How One SQL Line Becomes 4,000 Parallel Tasks
The complete guide to Spark’s execution engine - from SQL to parallel tasks, and how to find bottlenecks when things get slow.
You wrote one line of SQL. Spark turned it into 4,000 parallel tasks across 50 machines.
No distributed code. No MapReduce boilerplate. Just SQL.
The LinkedIn post walked through the core pipeline: SQL → logical plan → physical plan → DAG → jobs → stages → tasks. That’s the skeleton. Now let’s put muscle on it.
This premium deep-dive covers what actually happens at each step, how to read what Spark is doing, why certain queries are slow, and how to trace from “this is taking forever” to “that’s the exact bottleneck.”
By the end, you’ll be able to open a slow query’s execution details, find the problem stage in under a minute, and explain to an interviewer exactly how Spark executes distributed SQL.
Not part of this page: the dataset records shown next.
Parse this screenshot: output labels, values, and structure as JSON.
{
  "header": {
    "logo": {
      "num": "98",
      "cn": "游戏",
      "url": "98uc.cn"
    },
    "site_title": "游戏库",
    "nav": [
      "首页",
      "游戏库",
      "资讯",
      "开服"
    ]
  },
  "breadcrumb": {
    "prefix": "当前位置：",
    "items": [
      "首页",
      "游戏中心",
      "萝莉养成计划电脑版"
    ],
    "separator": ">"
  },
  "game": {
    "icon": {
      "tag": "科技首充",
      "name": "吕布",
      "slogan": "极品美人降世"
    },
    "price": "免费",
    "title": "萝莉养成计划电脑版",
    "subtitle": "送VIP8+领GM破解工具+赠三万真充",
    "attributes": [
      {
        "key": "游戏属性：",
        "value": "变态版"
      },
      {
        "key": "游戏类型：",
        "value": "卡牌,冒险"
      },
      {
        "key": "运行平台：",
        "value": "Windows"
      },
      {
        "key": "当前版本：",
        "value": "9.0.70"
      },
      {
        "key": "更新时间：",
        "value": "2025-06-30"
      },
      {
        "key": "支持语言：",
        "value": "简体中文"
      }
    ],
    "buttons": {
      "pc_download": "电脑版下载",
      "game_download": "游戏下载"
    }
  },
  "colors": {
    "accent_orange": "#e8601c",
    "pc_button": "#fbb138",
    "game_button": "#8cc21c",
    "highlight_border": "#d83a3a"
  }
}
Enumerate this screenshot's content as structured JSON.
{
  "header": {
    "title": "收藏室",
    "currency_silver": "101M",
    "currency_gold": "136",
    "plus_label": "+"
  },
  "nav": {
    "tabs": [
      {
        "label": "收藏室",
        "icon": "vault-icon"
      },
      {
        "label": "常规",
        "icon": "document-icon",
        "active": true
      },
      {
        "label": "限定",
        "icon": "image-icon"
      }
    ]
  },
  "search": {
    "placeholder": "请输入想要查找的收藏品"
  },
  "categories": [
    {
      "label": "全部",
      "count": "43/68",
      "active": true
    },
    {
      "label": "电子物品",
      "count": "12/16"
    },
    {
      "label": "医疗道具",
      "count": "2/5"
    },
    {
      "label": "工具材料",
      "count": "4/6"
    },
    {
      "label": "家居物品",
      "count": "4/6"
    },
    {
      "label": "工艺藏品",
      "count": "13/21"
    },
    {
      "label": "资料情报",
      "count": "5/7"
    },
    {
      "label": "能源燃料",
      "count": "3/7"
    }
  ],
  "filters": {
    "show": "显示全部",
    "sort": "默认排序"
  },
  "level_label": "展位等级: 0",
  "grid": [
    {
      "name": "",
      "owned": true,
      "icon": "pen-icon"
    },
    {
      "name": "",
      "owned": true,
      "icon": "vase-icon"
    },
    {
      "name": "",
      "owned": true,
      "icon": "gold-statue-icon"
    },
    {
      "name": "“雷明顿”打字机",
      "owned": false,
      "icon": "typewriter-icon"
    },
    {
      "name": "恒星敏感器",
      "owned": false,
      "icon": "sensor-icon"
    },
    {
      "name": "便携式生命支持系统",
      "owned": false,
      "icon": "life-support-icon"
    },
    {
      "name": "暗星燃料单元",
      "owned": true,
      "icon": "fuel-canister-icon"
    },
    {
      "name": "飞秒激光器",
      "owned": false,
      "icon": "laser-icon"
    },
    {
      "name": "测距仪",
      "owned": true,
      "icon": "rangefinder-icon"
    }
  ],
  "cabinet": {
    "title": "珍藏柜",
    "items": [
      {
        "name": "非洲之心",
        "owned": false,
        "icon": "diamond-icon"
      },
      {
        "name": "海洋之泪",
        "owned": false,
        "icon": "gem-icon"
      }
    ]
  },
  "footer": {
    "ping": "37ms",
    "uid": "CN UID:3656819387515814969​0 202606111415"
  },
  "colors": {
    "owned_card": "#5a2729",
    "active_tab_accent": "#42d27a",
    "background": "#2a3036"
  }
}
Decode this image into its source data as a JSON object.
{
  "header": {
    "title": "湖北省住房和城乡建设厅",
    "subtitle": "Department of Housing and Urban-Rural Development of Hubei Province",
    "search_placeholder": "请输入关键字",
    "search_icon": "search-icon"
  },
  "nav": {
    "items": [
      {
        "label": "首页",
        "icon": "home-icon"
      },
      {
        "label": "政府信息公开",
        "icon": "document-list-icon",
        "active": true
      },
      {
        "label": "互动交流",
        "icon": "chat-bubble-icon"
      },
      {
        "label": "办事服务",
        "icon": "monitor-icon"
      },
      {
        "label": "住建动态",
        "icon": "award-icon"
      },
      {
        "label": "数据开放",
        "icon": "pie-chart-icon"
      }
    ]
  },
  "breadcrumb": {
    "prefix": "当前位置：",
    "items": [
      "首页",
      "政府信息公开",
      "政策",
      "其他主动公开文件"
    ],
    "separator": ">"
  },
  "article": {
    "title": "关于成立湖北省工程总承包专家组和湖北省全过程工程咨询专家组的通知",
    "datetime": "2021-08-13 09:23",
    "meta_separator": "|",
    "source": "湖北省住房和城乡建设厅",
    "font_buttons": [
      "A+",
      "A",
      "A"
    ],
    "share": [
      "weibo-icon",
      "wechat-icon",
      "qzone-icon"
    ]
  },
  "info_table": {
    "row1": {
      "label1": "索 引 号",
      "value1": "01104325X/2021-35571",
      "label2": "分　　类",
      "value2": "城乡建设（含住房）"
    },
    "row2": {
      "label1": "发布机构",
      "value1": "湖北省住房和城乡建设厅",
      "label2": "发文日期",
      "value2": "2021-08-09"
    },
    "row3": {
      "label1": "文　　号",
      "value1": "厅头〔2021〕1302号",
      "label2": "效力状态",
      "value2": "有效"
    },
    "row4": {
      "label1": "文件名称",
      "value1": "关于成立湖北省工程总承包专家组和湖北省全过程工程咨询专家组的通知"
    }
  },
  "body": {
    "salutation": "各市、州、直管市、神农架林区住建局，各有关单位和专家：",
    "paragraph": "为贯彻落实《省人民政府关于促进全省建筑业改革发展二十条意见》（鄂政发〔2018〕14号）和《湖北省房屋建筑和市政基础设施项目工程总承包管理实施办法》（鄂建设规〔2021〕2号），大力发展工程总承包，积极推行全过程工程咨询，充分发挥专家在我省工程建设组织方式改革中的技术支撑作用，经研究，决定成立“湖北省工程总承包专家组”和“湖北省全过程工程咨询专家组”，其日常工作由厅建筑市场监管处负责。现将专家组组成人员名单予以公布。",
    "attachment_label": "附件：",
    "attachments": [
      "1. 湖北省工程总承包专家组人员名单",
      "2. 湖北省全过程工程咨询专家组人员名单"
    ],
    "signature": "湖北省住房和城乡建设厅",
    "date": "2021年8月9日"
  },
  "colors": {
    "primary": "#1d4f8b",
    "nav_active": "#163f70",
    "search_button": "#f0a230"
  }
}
Part 1: The Core Pipeline (Quick Recap)
𝗗𝗮𝘁𝗮 𝗘𝗻𝗴𝗶𝗻𝗲𝗲𝗿: “Quick refresher. When I click Run on a SQL query - what’s the sequence?”
𝗦𝗽𝗮𝗿𝗸: “Four phases, always in this order:
Parsing: Your SQL string becomes an unresolved logical plan - basically an abstract syntax tree of your intent.
Analysis: Catalyst resolves table names, column types, and function signatures against the catalog. If your column doesn’t exist, this is where it fails.
Optimization: The logical plan gets rewritten. Predicate pushdown, constant folding, projection pruning, join reordering. Dozens of rules fire to make your plan more efficient without changing the result.
Physical Planning: The optimized logical plan becomes a physical plan - the actual execution strategy. This is where Spark decides: broadcast join or sort-merge join? How many partitions for the shuffle? Which columns to read from Parquet?”
𝗗𝗮𝘁𝗮 𝗘𝗻𝗴𝗶𝗻𝗲𝗲𝗿: “And the physical plan becomes the DAG?”
𝗦𝗽𝗮𝗿𝗸: “Exactly. The physical plan maps to a DAG - a directed acyclic graph of operations. Each action (write, collect, count) triggers a job. Each job splits into stages at shuffle boundaries. Each stage splits into tasks - one per partition.
That’s your 4,000 tasks: multiple jobs × multiple stages × partitions per stage.”
Part 2: Inside the Catalyst Optimizer
𝗗𝗮𝘁𝗮 𝗘𝗻𝗴𝗶𝗻𝗲𝗲𝗿: “The optimization step - everyone mentions ‘Catalyst’ but what does it actually do to my query?”
𝗦𝗽𝗮𝗿𝗸: “Catalyst applies rules in batches. Each batch rewrites your logical plan to be more efficient. Here are the ones that matter most for your daily work:
Predicate Pushdown: If you filter on a column after joining two tables, Catalyst pushes that filter down to BEFORE the join. Instead of joining 500 million rows and then filtering to 10 million, it filters first and joins only 10 million rows. This alone can make a query 10x faster.
Projection Pruning: If your query only needs 5 columns from a 200-column table, Catalyst tells Spark to only read those 5 columns from the Parquet files. Since Parquet is columnar, this means Spark physically skips reading 195 columns from disk.
Boolean Simplification: If your query says WHERE date > '2025-01-01' AND date > '2024-06-01', Catalyst simplifies it to WHERE date > '2025-01-01'. Small optimization, but it compounds across complex queries.
Join Reordering: If you join tables A, B, and C, the order matters enormously. Joining a 10-row lookup table with a billion-row fact table first (filtering down to 50 million rows) and THEN joining with another large table is dramatically faster than joining two billion-row tables first. Catalyst uses statistics to figure out the best order.”
𝗗𝗮𝘁𝗮 𝗘𝗻𝗴𝗶𝗻𝗲𝗲𝗿: “So Catalyst is rewriting my query into a better version of itself?”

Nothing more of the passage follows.